The original lighting that we had for the bar was our awesome wood beam with the rope edison bulbs wrapped around it. While that was one of my favorite projects, and favorite features of the bar itself, Dan’s ever-changing mind had a new vision for the bar light.
The new light fixture would be less bulky and more industrial looking. Keeping the concept of the rope lights and edison bulbs, they would now hang on black pipe rather than the wooden beam. Dan hung the black pipe as what I’ll describe as an upside-down T-bar, and then added the individual rope lights, hanging them in an asymmetrical pattern.
Another upgrade was adding box trim to the front of the bar. We went with three “boxes” on the front, staining them red mahogany to match the color of the rest of the bar. And because we had enough left over, we decided to finish off the side as well. While a relatively straightforward project, it definitely help to give the bar more of a design element than the previously blank slab of wood did.
Updated Bottle Rack
Our original bottle rack that sat behind the bar and in front of the mirror was an easy build and simplistic design. A shelf that ran the length of the mirror, and a front rail that held each of the bottles in place.
Dan’s updated design still included the shelf itself, but added rope lights underneath frosted glass. And of course, the lights change color, giving the bar even more personality than it already had. I’d consider the new design an open shelf, as it doesn’t have the front rail to hold all the bottles in place. So far, so good, as no bottles have been knocked off the shelf (knock on wood).
The most impressive addition to the bar were the storage drawers that Dan built behind it. Before this, we had two large shelves behind the bar that would kind of act as catch-alls. Collecting glassware, shakers, stirrers, oh, and dust. A lot of dust. To solve this issue, Dan reconfigured the shelves, cut them in half, and built in 5 drawers to organize and store all of his barware that he was beginning to accumulate very quickly. Now that statement clearly oversimplifies the work that went into each of these drawers. After building each to exact measurements, he stained the outsides and gave the inside of the drawers a nice contrast by painting them black. He also added a top lid that was inset into the drawer itself, and added a drawer pull that would allow him to add and remove it as needed. Taking the lids off when serving, and easily adding them back on when the bar wasn’t in use.

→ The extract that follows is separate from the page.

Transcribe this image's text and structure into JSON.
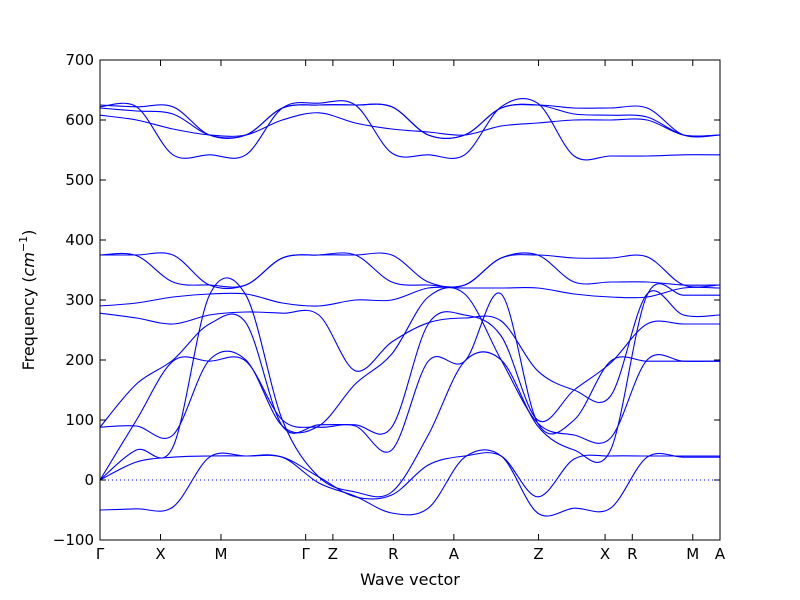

Along the way, Dan would work on little side projects to add to the bar itself. Some of these projects included carving a Polish falcon that he turned into a paper towel rack, building a serving tray and butcher block cutting board, making a napkin/straw caddy, and crafting a cocktail recipe box.
While we treated each of these projects individually, they all came together to enhance both the look and functionality of the overall bar itself. And of course, I can’t forget to mention our staple chalkboard wall that features fun bar quotes this year.